Let’s roll up our metaphorical sleeves and start with the lottery paradox. Imagine a fair and honest lottery or raffle consisting of 100 raffle tickets. One of the tickets is guaranteed to win, since the lottery is a fair and honest one, but you don’t know which one. All you “know” ahead of time is that each ticket has a mere 1% chance of being the winning ticket. This scenario thus poses a logical paradox because it is rational for you to “believe” in the truth of two contradictory propositions at the same time: (1) you know or believe that one of the tickets will be a winning ticket even though (2) you also believe that none of the individual tickets is likely to win, since each individual ticket only has a 1% chance of winning.

Next up, let’s consider the preface paradox or what I like to call the “reverse lottery” problem. Have you ever noticed how most scholarly works often contain a statement up front along the following lines: “… any errors that remain are mine alone …”? Alas, once again we have a contradiction! On the one hand, an honest author of a scholarly work must generally believe each and every assertion in his academic book to be true and correct, especially if he did the research and checked his work for accuracy, and in any case, no self-respecting author would knowingly make a false assertion. But at the same time, he must also believe that at least one of the assertions in his book might very well be mistaken.
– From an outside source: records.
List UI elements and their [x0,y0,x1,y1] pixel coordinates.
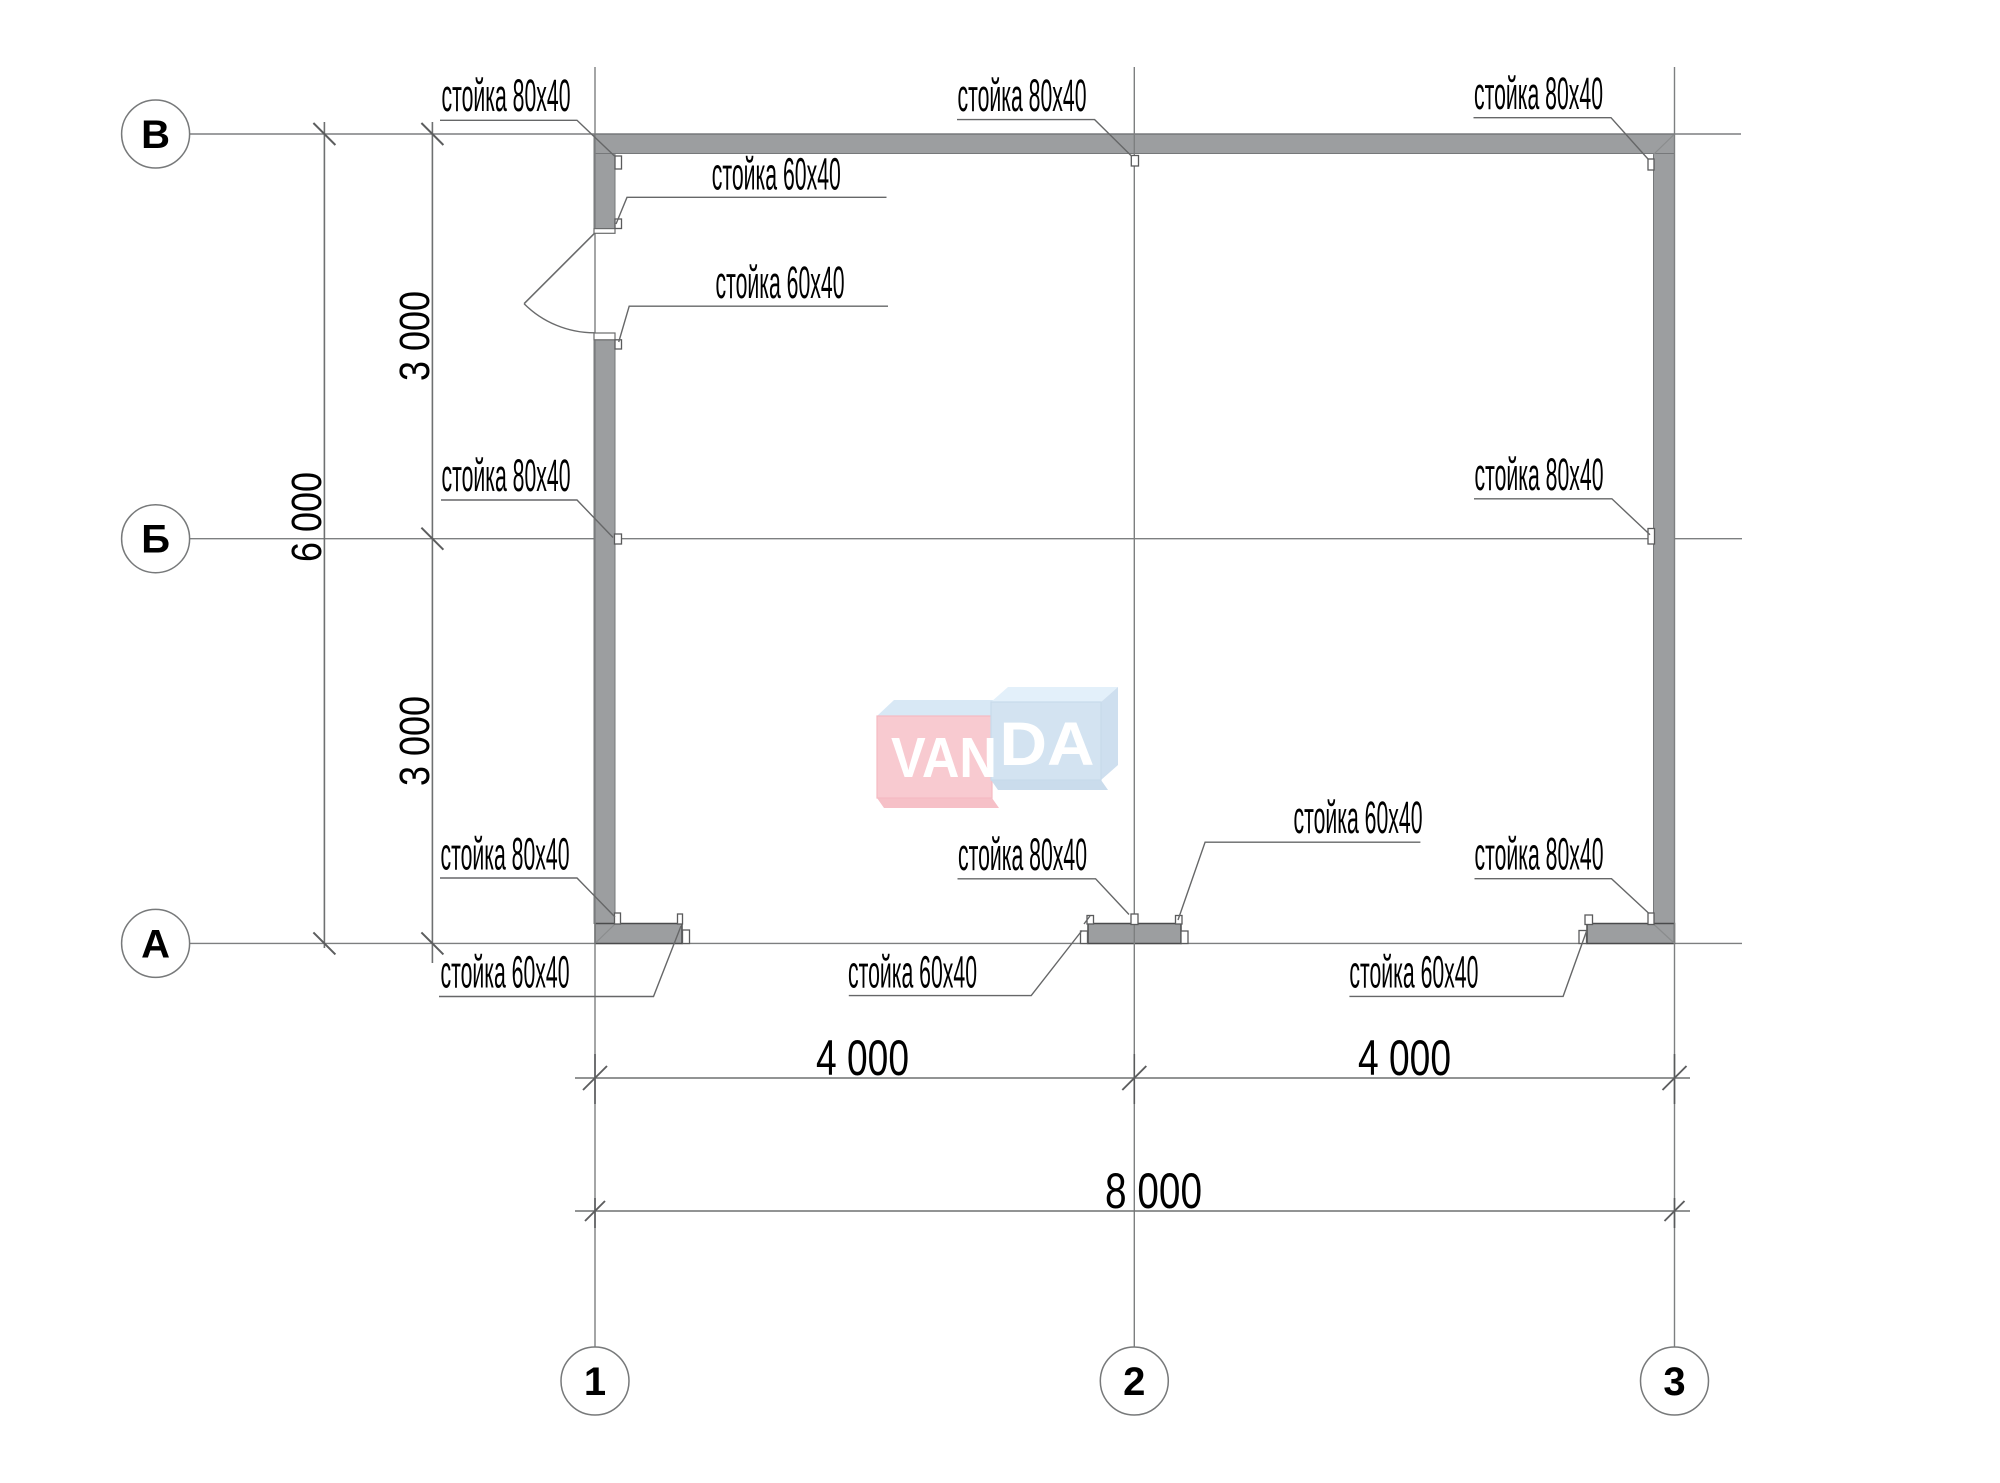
svg-text:стойка 80х40: стойка 80х40 [1475,449,1604,500]
svg-text:Б: Б [141,518,170,562]
svg-text:стойка 60х40: стойка 60х40 [848,947,977,998]
svg-text:стойка 60х40: стойка 60х40 [1349,947,1478,998]
svg-text:стойка 80х40: стойка 80х40 [442,450,571,501]
svg-text:стойка 60х40: стойка 60х40 [716,257,845,308]
svg-text:стойка 60х40: стойка 60х40 [712,149,841,200]
svg-text:стойка 80х40: стойка 80х40 [442,70,571,121]
svg-text:3: 3 [1663,1360,1685,1404]
svg-text:стойка 80х40: стойка 80х40 [441,829,570,880]
svg-text:В: В [141,113,170,157]
svg-text:6 000: 6 000 [283,472,331,562]
svg-text:стойка 60х40: стойка 60х40 [1294,792,1423,843]
svg-text:DA: DA [1000,710,1095,778]
svg-text:1: 1 [584,1360,606,1404]
svg-text:стойка 80х40: стойка 80х40 [958,829,1087,880]
svg-text:4 000: 4 000 [816,1030,909,1086]
svg-text:8 000: 8 000 [1105,1163,1202,1219]
svg-text:2: 2 [1123,1360,1145,1404]
svg-text:VAN: VAN [891,726,997,790]
svg-text:4 000: 4 000 [1358,1030,1451,1086]
svg-text:А: А [141,922,170,966]
svg-text:стойка 80х40: стойка 80х40 [958,70,1087,121]
svg-text:3 000: 3 000 [391,696,439,786]
svg-text:3 000: 3 000 [391,291,439,381]
svg-text:стойка 80х40: стойка 80х40 [1474,68,1603,119]
svg-text:стойка 80х40: стойка 80х40 [1475,829,1604,880]
svg-text:стойка 60х40: стойка 60х40 [441,947,570,998]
After all, nobody’s perfect; we all make mistakes!

So, why are these probability puzzles worth worrying about? Simply put, because both the lottery and preface paradoxes potentially undermine the logical foundations of the subjective approach to probability (an approach that good Bayesians like yours truly are supposed to espouse), much like a lethal pincer movement in which two divisions of a powerful army simultaneously attack both flanks of an enemy formation. Or in the eloquent words of one scholar (philosopher Richard Foley; see generally here): “The lottery seems to show that no rational degree of [belief] less than 1.0 can be sufficient for rational belief, while the preface seems to show that a rational degree of [belief] greater than 0.5 is not even necessary for rational belief.”

Is it possible to solve either paradox? As it happens, many workarounds have been made, but each of these solutions has significant drawbacks. (See, e.g., Foley’s 1992 paper above or Huber’s excellent survey of the degrees of belief literature, which I reviewed in my previous post.) For my part, instead of going into the technical details of these purported solutions, for now it suffices to say that these paradoxes are “pseudo problems” — i.e. mere philosophical wordplay — and that both can easily be solved with a little creativity and common sense. Not every assertion in an academic book is well-researched, for example, and even when they are, more often than not new evidence may emerge that falsifies a previously well-settled assertion. Likewise, the lottery paradox goes away if you buy all 100 tickets.

Rest assured, I will present a more general and formal solution to the lottery and preface paradoxes in a future post; in the meantime, I will return to the task at hand and conclude my series of “micro reviews” with the recent works of Robert Darnton (The Revolutionary Temper) and Paul Sagar (Reconsidering Adam Smith).